For those of us who feel that life is too complicated; that we ourselves are difficult to understand; and that trust and faith are impossible, Father Stephen has suggestions. My favorites:

  • Quit caring so much. The world does not depend on you getting the right answer to life’s questions. Answers often come when we learn to wait patiently for them.
  • Quit thinking so much. If thinking would solve the problem and make things less complicated, you’d be through by now.
  • Look for beauty. Beauty doesn’t make us think so much as it makes the heart a better listener.
  • Take some time off – from as much as you can.
  • Get some sleep.
  • Give away money. At least someone will benefit by this discipline.
  • Sing (beautiful things). The part of your brain that sings is much more closely wired to your heart than the part that thinks.

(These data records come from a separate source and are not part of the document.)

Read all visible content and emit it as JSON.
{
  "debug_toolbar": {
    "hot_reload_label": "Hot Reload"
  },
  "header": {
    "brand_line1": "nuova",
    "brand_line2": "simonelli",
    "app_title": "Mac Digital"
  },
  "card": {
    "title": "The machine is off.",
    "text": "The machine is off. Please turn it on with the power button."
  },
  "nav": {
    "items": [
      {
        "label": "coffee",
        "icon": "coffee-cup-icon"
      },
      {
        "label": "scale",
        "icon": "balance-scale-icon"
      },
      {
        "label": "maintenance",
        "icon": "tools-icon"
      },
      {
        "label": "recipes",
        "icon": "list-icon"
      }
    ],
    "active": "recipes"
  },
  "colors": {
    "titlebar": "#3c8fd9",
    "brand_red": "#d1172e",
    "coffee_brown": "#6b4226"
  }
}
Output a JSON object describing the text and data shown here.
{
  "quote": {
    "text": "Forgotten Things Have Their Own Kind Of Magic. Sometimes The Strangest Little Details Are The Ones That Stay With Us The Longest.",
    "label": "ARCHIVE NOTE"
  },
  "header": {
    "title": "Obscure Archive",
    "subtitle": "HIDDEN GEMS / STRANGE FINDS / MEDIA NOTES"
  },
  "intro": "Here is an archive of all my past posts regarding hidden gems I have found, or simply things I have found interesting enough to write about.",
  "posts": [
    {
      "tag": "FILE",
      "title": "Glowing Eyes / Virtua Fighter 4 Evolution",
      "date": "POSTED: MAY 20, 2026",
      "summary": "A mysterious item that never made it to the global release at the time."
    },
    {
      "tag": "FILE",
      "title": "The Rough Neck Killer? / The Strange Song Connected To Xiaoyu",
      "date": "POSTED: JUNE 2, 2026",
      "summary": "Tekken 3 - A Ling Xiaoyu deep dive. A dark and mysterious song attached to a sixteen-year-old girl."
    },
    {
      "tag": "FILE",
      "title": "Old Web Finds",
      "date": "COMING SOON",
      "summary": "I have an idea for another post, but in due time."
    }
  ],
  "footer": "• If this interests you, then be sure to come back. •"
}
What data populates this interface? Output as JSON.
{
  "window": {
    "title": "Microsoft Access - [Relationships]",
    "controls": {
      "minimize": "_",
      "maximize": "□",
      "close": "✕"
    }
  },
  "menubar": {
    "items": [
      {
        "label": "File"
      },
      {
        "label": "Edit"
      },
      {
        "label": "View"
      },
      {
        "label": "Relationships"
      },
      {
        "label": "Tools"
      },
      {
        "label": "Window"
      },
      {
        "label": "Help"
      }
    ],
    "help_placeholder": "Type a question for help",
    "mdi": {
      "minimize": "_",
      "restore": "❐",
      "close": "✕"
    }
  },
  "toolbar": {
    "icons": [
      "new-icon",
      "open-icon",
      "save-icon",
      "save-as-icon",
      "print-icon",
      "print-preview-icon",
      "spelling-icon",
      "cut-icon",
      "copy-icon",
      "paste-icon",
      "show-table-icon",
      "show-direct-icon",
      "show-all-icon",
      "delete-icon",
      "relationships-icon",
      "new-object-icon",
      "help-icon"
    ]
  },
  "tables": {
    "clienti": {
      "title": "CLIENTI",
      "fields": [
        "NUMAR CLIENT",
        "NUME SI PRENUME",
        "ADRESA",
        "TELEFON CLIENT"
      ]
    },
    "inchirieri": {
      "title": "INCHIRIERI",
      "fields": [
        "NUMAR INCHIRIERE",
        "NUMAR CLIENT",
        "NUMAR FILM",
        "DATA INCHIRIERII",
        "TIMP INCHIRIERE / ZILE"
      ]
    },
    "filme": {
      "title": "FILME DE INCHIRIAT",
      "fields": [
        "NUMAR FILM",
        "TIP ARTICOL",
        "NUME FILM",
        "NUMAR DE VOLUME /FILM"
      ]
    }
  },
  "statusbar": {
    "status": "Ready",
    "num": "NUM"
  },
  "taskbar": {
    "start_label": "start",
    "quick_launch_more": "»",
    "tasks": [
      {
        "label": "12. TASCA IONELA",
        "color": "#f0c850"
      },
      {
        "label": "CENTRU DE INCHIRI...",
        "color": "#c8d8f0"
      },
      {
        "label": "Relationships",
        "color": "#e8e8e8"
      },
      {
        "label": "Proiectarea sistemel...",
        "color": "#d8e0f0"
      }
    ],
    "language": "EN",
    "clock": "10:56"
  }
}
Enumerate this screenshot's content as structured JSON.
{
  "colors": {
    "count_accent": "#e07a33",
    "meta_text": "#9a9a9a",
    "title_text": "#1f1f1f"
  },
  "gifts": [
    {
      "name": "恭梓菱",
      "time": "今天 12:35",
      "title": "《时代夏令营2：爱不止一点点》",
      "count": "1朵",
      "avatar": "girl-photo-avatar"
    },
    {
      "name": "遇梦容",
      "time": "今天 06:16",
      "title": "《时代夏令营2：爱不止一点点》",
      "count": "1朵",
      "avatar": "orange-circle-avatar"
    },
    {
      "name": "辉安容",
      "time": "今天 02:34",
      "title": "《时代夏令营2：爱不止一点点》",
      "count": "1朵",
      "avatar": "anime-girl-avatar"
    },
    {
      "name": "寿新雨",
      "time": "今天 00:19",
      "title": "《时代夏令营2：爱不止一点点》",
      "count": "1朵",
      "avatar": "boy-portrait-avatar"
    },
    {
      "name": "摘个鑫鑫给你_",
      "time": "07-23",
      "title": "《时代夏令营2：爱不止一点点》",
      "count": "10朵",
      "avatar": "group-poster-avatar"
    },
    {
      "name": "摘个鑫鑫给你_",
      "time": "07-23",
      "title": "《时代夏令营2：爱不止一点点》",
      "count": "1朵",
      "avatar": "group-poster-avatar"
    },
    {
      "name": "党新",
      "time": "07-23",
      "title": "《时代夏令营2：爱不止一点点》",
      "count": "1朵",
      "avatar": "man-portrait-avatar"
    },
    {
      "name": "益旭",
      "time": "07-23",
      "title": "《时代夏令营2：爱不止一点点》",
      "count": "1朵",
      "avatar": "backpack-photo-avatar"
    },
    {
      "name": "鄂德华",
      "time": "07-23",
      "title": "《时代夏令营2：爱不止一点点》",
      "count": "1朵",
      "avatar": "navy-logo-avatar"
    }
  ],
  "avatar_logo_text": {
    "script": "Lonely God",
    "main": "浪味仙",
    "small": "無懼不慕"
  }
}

To put my hopes in terms of these evocative images: I am encouraged in the work of throwing off the garbage, opening like a flower, and peering down through the limpid water of a quiet lake, to glimpse the beautiful realities that my heart craves.

A need for rhythm, detachment, slowness.

mo read to children OF“I am quite convinced that the fundamental error of the contemporary man is his belief that thanks to technology –(telephone, Xerox, etc.)– he can squeeze into a given time much more than before, whereas it’s really impossible. Man becomes the slave of his always growing work. There is a need for rhythm, detachment, slowness. Why can’t students grasp all they’re taught? Because they do not have time to become conscious of, to come back to, what they heard, to let it really enter their minds. A contemporary student registers knowledge, but does not assimilate it; therefore that knowledge does not “produce” anything. A downpour of rain is immeasurably less useful for a drought than a thin, constant drizzle! But we are all the time under a thunderous downpour –of information, reports, knowledge, discussions, etc. And all of these flow around us, never sticking to us, immediately pushed away by the next deluge.”